James O'Shea's book, subtitled "How Moguls and Wall Street Plundered Great American Newspapers," sounds like it reads as one man's version of how and why the U.S. newspaper industry imploded.
Actually, the book actually tells a narrower story, the 2008 bankruptcy of Tribune Company, parent of the Chicago Tribune, Los Angeles Times, Orlando Sentinel and numerous other newspapers and television stations. Figuring prominently toward the end of O'Shea's story is Chicago-based financier Sam Zell, who risks more than $300 million of his own money -- and billions in loans from U.S. banks and brokerages -- to convert Tribune from a shareholder-owned to an employee-owned company.
As readers of the business press know, Zell's recapitalization of Tribune as an employee-owned company tanked in less than two years. A collapsing economy and severe falloff of advertising revenue were too much to support the debt load. Along the way Zell and compatriots, including former radio executive Randy Michaels, disgraced themselves in the eyes of O'Shea and Tribune Company's journalists. The newsroom crowd was relying on Zell's promise to inject new vitality -- and capital -- into newspapers caught in cost-cutting spirals.

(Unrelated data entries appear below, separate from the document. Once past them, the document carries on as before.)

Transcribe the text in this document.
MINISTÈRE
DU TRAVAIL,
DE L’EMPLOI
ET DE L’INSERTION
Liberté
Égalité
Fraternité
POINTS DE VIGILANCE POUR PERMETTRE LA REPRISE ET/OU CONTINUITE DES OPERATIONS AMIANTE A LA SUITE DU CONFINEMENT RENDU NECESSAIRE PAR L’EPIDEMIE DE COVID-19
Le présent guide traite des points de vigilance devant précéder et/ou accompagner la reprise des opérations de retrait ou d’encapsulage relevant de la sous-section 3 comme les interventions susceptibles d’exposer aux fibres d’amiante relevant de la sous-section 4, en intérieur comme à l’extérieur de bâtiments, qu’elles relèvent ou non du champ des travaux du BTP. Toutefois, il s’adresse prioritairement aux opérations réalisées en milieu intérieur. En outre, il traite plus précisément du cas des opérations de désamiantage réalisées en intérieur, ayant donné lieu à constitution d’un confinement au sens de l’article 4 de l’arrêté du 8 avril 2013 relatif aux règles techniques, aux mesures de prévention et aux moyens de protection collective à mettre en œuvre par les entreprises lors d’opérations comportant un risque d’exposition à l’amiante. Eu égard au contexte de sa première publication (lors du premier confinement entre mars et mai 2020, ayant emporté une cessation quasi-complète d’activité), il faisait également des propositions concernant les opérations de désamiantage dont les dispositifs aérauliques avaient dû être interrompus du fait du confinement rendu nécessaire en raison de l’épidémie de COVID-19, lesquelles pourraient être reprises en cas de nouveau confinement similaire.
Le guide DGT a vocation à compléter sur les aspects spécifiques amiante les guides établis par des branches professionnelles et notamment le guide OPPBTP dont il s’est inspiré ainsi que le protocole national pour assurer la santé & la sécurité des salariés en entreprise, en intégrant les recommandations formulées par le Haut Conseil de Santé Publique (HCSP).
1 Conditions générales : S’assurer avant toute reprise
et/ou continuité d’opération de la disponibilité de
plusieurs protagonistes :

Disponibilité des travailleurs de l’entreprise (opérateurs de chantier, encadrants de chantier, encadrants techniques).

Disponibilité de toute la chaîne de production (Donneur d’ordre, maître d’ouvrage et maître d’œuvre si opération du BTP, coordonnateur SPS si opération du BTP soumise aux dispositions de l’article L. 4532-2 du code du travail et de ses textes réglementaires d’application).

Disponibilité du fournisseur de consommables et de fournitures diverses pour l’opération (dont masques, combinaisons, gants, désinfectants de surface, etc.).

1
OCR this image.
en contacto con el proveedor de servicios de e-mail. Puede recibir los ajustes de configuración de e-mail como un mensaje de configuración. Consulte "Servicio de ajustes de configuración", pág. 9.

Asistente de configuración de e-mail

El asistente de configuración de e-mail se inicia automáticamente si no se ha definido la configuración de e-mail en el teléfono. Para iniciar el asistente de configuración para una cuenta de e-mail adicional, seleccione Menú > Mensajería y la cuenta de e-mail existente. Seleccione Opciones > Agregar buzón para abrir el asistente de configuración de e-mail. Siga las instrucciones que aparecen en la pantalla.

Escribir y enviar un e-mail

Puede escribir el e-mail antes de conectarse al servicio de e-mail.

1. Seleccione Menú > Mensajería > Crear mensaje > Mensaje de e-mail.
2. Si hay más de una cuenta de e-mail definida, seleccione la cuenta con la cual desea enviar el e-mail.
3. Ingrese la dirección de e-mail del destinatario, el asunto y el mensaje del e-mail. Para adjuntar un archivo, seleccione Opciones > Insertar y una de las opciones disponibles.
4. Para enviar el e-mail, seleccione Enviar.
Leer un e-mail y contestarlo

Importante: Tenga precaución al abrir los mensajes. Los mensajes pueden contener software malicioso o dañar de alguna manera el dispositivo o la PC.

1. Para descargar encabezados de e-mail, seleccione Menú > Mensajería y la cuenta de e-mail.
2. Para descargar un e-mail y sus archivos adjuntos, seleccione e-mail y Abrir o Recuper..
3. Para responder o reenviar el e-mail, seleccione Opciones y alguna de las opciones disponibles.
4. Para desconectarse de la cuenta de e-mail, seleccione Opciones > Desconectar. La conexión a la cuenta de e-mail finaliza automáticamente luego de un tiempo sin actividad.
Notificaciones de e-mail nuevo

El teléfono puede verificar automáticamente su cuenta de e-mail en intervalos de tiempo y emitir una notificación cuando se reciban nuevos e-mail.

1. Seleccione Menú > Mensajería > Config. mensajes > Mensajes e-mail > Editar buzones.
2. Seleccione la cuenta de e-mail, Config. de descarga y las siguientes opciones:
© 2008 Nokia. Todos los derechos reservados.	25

Instead, according to O'Shea's telling, the Zell team spent its time cutting millions more from costs, firing hundreds of journalists and conducting a road-show to Tribune newspapers where he challenged time-honored (and costly) newsgathering practices, often engaging in profanity-laced confrontations with reporters and editors.
O'Shea, a distinguished former foreign correspondent and prize-winning reporter and editor, lost his job as editor of The Los Angeles Times in the process. Looking back on the saga, he defends what he sees as the duty of newspapers to pursue public service journalism. In his view, newspapers must uncover corruption, expose crooked politicians, shine a spotlight on lying public servants and generally raise hell to keep democracy healthy.
But here are a few conundrums: How can newspapers afford high-brow journalism when advertisers shift more and more spending to digital media? How do newspapers replace classified advertising that's been rendered uneconomic by free sites like Craigslist?
The short answer is that newspapers no longer can afford to cover the news as they once did. More and more they must ask themselves if they can afford to send their own reporters to cover Hurricane Katrina or the war in Afghanistan in light of others who are already doing it.
Zell could have been more diplomatic in his critiques of the overlap and duplication at Tribune newspapers; but he had a point.
O'Shea acknowledges that newspapers can't exist without robust profits needed to buy printing presses, pay Teamster contracts and cover the cost of reporters traveling to hurricanes and revolutions. But he also doesn't come to terms with the imperative to survive, the iron-clad reality that spending must fall -- and quickly -- when revenue shrivels.
The author also despises the surveys from the publishing side of the house showing that many readers are seeking gossip about the Kardashian sisters and couldn't care less about the latest scandal at the Food and Drug Administration.
Few Americans over the age of 40 can imagine a world without newspapers, in which bloggers and self-appointed reporters are the sole source of news, presented without editing or approval from the solons at The New York Times or The Washington Post. On the other hand, few Americans under the age of 30 subscribe to newspapers.
O'Shea, after leaving Tribune, has helped found Chicago News Cooperative, a non-profit dedicated to producing public service journalism, the kind meant to win Pulitzer Prizes. Similar ventures are popping up here and there; eventually a new business model will be found that will support the important stories that are crucial to helping an informed public make good decisions. That model almost certainly won't involve a printing press.